Thomas A. Thacher was born in Hartford, Conn., the son of Anne (née Parks) and Peter Thacher. His first American ancestor on his father's side was Thomas Thacher who emigrated from England to Massachusetts in 1635, and later became minister of the Old South Church in Boston; on his mother's side he was descended from the Rev. Thomas Buckingham of Saybrook, one of the founders of the Collegiate School of Connecticut, since known as Yale College. He had his preparatory training at the Hopkins Grammar School, Hartford, and graduated from Yale with the class of 1835; where he was a member of Skull and Bones.
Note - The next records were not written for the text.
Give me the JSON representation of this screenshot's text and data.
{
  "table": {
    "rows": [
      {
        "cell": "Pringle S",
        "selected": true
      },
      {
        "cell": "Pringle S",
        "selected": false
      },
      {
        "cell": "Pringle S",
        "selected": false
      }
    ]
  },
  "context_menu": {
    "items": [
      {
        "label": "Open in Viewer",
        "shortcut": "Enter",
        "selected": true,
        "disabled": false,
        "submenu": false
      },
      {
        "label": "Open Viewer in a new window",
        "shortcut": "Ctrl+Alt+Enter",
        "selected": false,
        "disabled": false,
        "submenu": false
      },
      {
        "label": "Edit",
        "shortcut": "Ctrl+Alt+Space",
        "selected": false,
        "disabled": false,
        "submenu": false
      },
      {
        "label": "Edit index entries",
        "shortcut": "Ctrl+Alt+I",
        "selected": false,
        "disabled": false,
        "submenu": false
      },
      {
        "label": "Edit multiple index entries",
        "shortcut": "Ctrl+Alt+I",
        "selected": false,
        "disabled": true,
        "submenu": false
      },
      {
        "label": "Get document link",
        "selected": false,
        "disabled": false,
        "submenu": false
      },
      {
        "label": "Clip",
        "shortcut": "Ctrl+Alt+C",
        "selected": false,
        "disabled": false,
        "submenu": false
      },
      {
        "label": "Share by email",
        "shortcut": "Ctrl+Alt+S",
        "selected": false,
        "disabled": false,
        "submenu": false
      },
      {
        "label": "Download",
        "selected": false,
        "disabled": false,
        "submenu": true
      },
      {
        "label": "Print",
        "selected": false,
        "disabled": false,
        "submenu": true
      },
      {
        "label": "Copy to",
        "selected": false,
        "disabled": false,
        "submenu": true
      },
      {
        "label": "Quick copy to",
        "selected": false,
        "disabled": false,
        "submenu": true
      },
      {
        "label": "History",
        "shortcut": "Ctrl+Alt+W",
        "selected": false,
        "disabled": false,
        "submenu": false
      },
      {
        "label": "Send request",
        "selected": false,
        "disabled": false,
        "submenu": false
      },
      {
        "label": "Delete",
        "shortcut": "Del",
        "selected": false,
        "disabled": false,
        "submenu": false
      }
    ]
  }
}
For a short time he held a temporary teaching position in New Canaan, Connecticut, and then went to a school in Georgia, which was later to become Oglethorpe University. In all he spent three years teaching in two academies in Georgia, returning to Yale College on Dec. 1, 1838, to take the position of tutor. He was appointed assistant professor of Latin and Greek in 1842 and one year later the title was restricted to Latin and he was given a year's leave of absence for study in Europe. This year was eventually extended to two years and from 1843 to 1845 he studied in Germany and Italy. While in Berlin he instructed the Crown Prince of Prussia, and his cousin, Prince Frederick Charles. Six years after his return to Yale he was made professor of Latin. He was long a trustee of Hopkins Grammar School in New Haven and was a member of the state board of education 1866-77. He was on the committee for building the Yale Art School, serving with President Noah Porter and Professor Daniel Coit Gilman [qq.v.].

Thacher was identified with Yale College more closely than any of his contemporaries. President Timothy Dwight V said of him, "His influence with the Faculty and the Corporation equaled or even surpassed that of any other College officer." This extraordinary position was due not primarily to his scholarship, although he had the reputation of being a sound and thorough scholar, but to his keen interest and constant activity in the management of college affairs both faculty and undergraduate. Before the day of deans, Thacher did much of the work which a dean would perform today. He was known as one of the best disciplinarians that the college ever had and yet he retained the devotion and affection of undergraduates to an extraordinary degree. As an undergraduate he had been "exuberant in spirit," and one who was a student under him in Yale writes of "Tutor Thacher, the florid and fiery, of perpetual youth and enthusiasm."